Lindner hält unliebsame Überraschungen für denkbar

Neben dem sogenannten Abwehrschirm befänden sich auch noch Steuerpläne in der Beratung, die noch nicht in der Steuerschätzung eingepreist seien. Diese geht von der derzeit noch geltenden Rechtslage aus.

Zudem bleibe Deutschland „geopolitisch in äußerst schwierigen Zeiten“. Selbst die Prognose eines Minus von 0,4 Prozent im BIP des nächsten Jahres könne zu hoch gegriffen sein, so Lindner. Es könne „wirtschaftlich auch deutlich schlimmer kommen, mit entsprechend negativen Auswirkungen auf die Steuereinnahmen“. Das bereits in den Gesetzgebungsprozess eingebrachte Inflationsausgleichsgesetz wolle man noch einmal nachbessern.

Mit diesem Vorhaben, das auf die Einkommenssteuer abzielt, will Lindner dem Umstand Rechnung tragen, dass die öffentlichen Haushalte ohnehin schon von der hohen Inflation profitieren.

Steuerschätzung für Kommunen nur ein schwacher Trost

Diese ist einer der Hauptgründe für das erhebliche Plus bei den Steuereinnahmen. Der Bürger muss für die Güter des täglichen Bedarfs immer höhere Preise bezahlen. Auf diese fallen Steuern an, die in die Staatskassen wandern. Vor allem die Einnahmen aus der Mehrwertsteuer steigen mit der Inflation – zumindest bis zu der Grenze, da die Verbraucher den Konsum einschränken.

Die Einnahmen für Bund, Länder und Gemeinden bleiben außerdem hoch, solange die Krise nicht den Arbeitsmarkt erreicht. Dieser zeigte sich nach einer Phase der Erholung nach Wegfall von Corona-Lockdowns zuletzt noch als solide. Allerdings könnte sich der Konjunktureinbruch bereits im nächsten Jahr auch in Form einer höheren Arbeitslosenquote bemerkbar machen.

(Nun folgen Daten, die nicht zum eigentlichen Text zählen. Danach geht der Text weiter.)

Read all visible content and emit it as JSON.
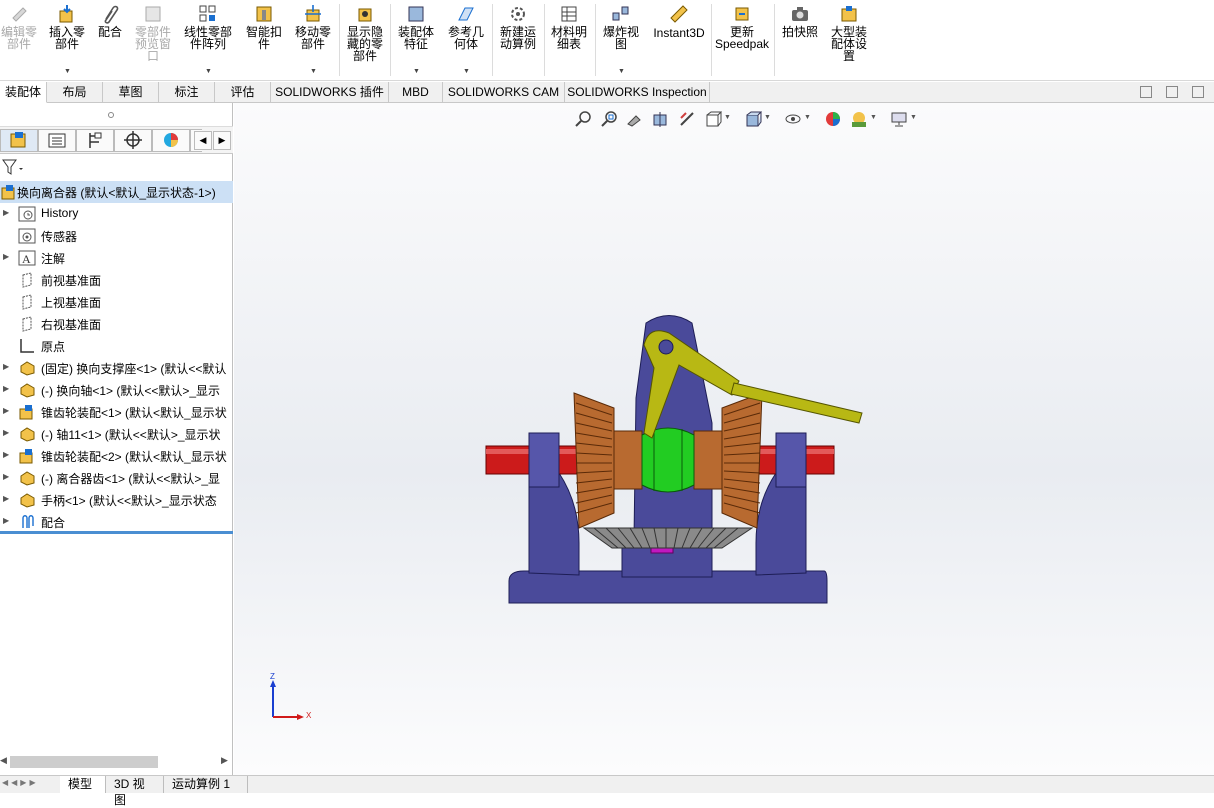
{
  "ribbon": {
    "edit_component": "编辑零\n部件",
    "insert_component": "插入零\n部件",
    "mate": "配合",
    "component_preview": "零部件\n预览窗\n口",
    "linear_pattern": "线性零部\n件阵列",
    "smart_fasteners": "智能扣\n件",
    "move_component": "移动零\n部件",
    "show_hidden": "显示隐\n藏的零\n部件",
    "assembly_features": "装配体\n特征",
    "reference_geometry": "参考几\n何体",
    "new_motion_study": "新建运\n动算例",
    "bom": "材料明\n细表",
    "exploded_view": "爆炸视\n图",
    "instant3d": "Instant3D",
    "update_speedpak": "更新\nSpeedpak",
    "snapshot": "拍快照",
    "large_assembly": "大型装\n配体设\n置"
  },
  "tabs": [
    "装配体",
    "布局",
    "草图",
    "标注",
    "评估",
    "SOLIDWORKS 插件",
    "MBD",
    "SOLIDWORKS CAM",
    "SOLIDWORKS Inspection"
  ],
  "tree": {
    "root": "换向离合器 (默认<默认_显示状态-1>)",
    "items": [
      "History",
      "传感器",
      "注解",
      "前视基准面",
      "上视基准面",
      "右视基准面",
      "原点",
      "(固定) 换向支撑座<1> (默认<<默认",
      "(-) 换向轴<1> (默认<<默认>_显示",
      "锥齿轮装配<1> (默认<默认_显示状",
      "(-) 轴11<1> (默认<<默认>_显示状",
      "锥齿轮装配<2> (默认<默认_显示状",
      "(-) 离合器齿<1> (默认<<默认>_显",
      "手柄<1> (默认<<默认>_显示状态",
      "配合"
    ]
  },
  "triad": {
    "z": "Z",
    "x": "X"
  },
  "bottom_tabs": [
    "模型",
    "3D 视图",
    "运动算例 1"
  ],
  "colors": {
    "base": "#4a4a9a",
    "shaft": "#cc1b1b",
    "gear": "#b86a30",
    "handle": "#b8b814",
    "clutch": "#22cc22"
  }
}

Ein schwacher Trost ist die Steuerschätzung auch für kommunale Haushalte. Sie sahen sich zuletzt mit steigenden Herausforderungen konfrontiert. Vor allem die wieder größer gewordenen Belastungen infolge von Fluchtbewegungen stellen viele Kommunen an den Rand ihrer Leistungsfähigkeit. Dies sprachen mehrere Ministerpräsidenten der Länder zuletzt in der Ministerpräsidentenkonferenz unter Leitung von Bundeskanzler Olaf Scholz an.